I met Sharath when I was 19. He lived in the same building as my friend Rajam and we met purely by chance on a Sunday morning, when I , a constantly hungry hostelite was at her place enjoying delicious home cooked food and he stopped by to return a book. Later that evening, he called us over to his place to play Pictionary (the only thing that we have ever fought over!) and marked the beginning of a friendship that defined so many events in my life subsequently.


I was a medical student, and he was a few years older than me and already out of college and working. Our friendship was not the result of us being classmates or work colleagues or even two people who ran in the same circles. It was serendipity at its best and Sharath, even more than me ensured that we got to know each other completely. He would come to meet me all the way at JJ hospital in Mohammed Ali Road on weekends and we would walk and talk, just investing time in understanding each other’s lives and having fun along the way. He became a familiar fixture in JJ Hospital.


Somehow, it was a different period of life when time was fluid, flexible and aplenty and talking was easy.
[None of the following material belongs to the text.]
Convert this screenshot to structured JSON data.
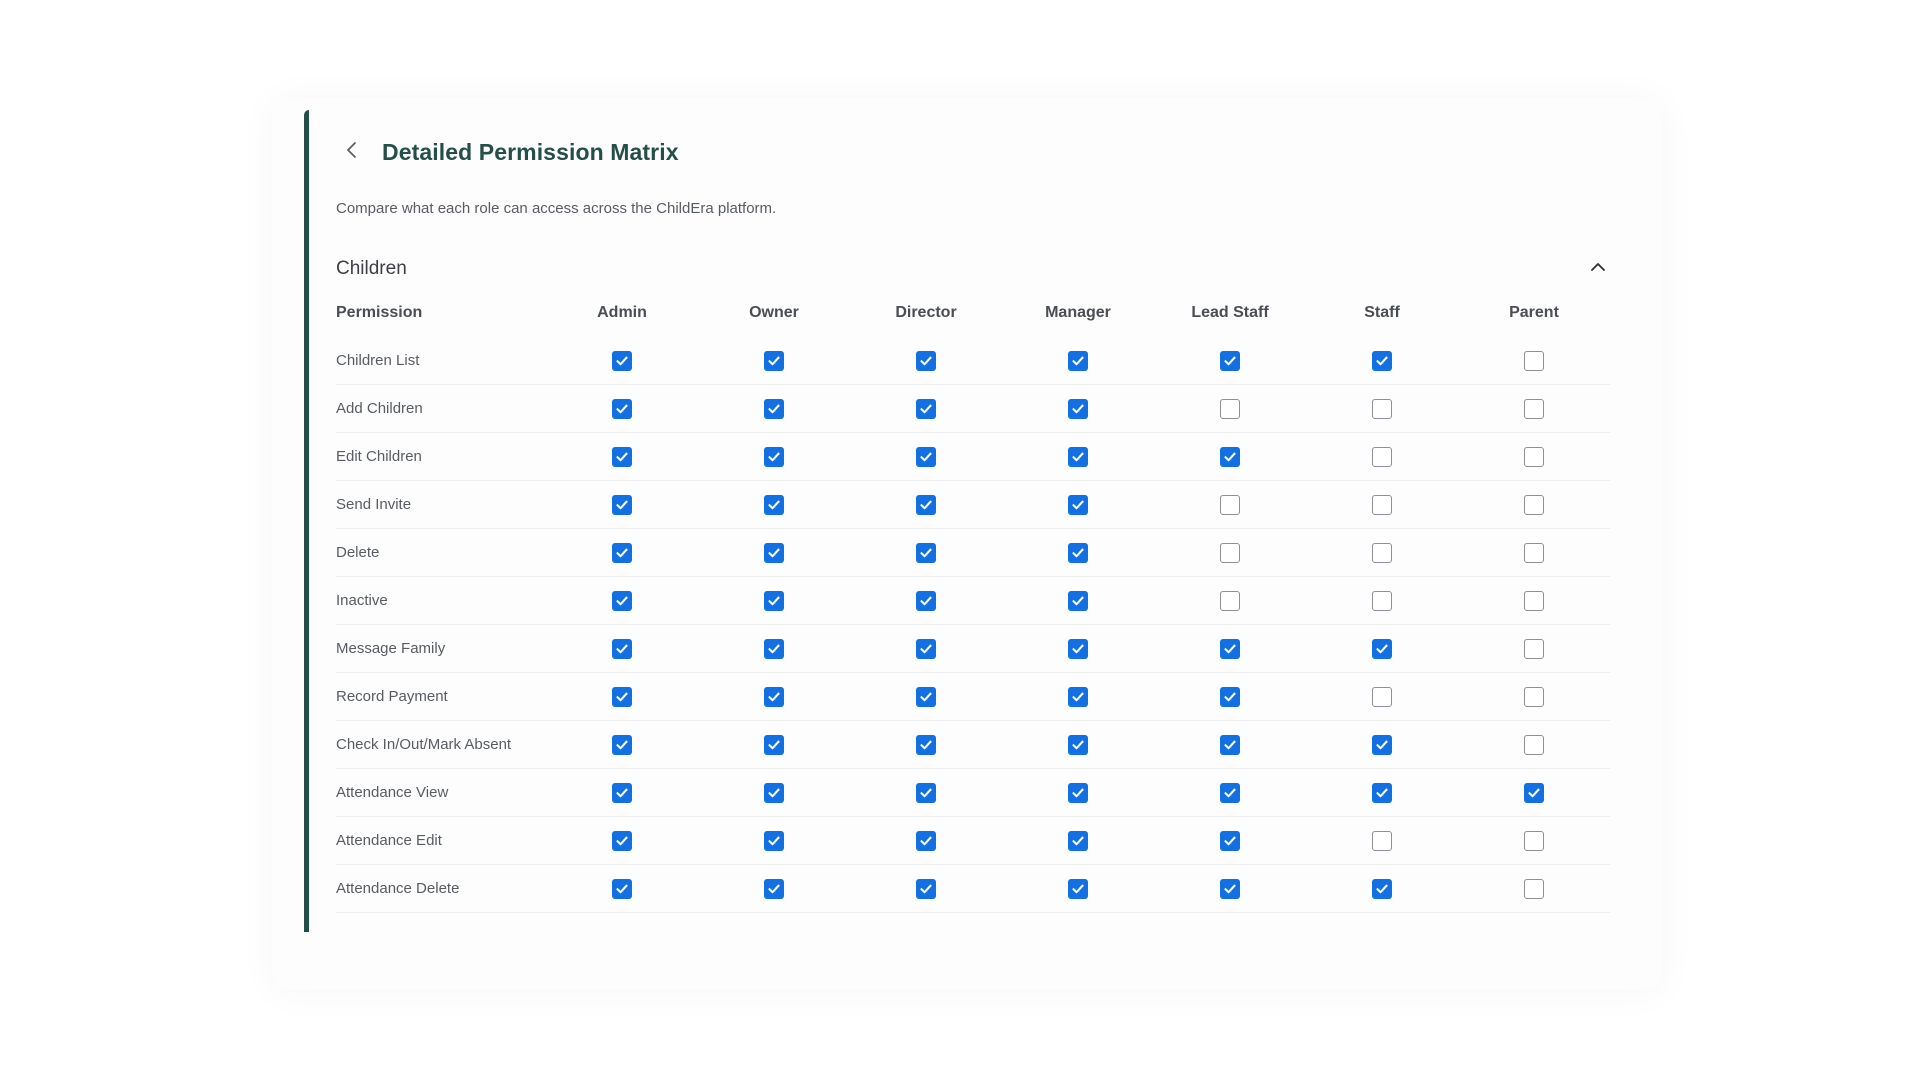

Some people thought I had a new boyfriend, others just liked stopping by and chatting to this interesting, handsome, dimpled, smiley person. It is hard, I think for anyone to understand a friendship literally in the making, but somehow definitions never mattered to either one of us. He had a way of drawing everyone in, making everyone feel included and welcome. His friends from college meant everything to him and he wanted me to know all about them, before I met any of them, which he was sure would happen eventually.


So, he wrote letters to me. He had a flair both for speaking and writing where he could paint a vivid picture with words. His initial letters were all about his friends, detailed descriptions of their personalities, how he met them, what they meant in his life, how indeed they defined in many ways the person he was. His penmanship was as beautiful as his prose, and I would eagerly look forward to his letters in the hostel mailbox. The first letter I received had this little note at the back: “Thank you Mr. Postman!”, his unique and thoughtful way of thanking the man who delivered his words. That small act of his personified his caring, sweet and quirky nature in a way nothing else could have.


He wrote to me extensively about my husband, Narayan, much before I met him. He was there when I met him finally of course and I was there the first time he met Mili, who is a perfect mate for him, in every way possible. He was always totally chuffed by the fact that “his best friend married his other best friend,” and would tell both me and Narayan that for him, his individual relationship with both of us was never to be compromised by us being a couple. And he ensured that it never was.


Sharath literally loved life and every experience that it offered. Great books, delicious food, stimulating conversations, political debates, watching movies and plays and interactions of all kinds with all manners of people, he devoured them all with intensity and enjoyed every moment to the fullest. He was guileless in many ways and brutally honest in others. I remember him calling me from Goa airport, a month after my first book was published and he told me, “I’m seeing your book in the airport store and I’m so proud and so jealous at the same time! You have done what we both had always wanted to do, only I’m still just talking about it!”


Earlier this year he met me with a draft of what he hoped would be a book he could publish. But the universe had something else in mind and that dream has travelled with him elsewhere. My heart still refuses to grasp the fact that he’s gone and many days I wake up in the early hours of the morning thinking of him. Knowing him, he’s probably reading this note, so thank you Sharath Ail, not just for your beautiful friend-lationship, not just for your unconditional love but for literally marking an epoch in my life from the first day I met you. Wherever you are, keep regaling everyone with your wonderful tales and your beautiful words and may the dimples on your cheeks and the twinkle in your eyes stay on in every life you touched before you moved on, too young & too soon.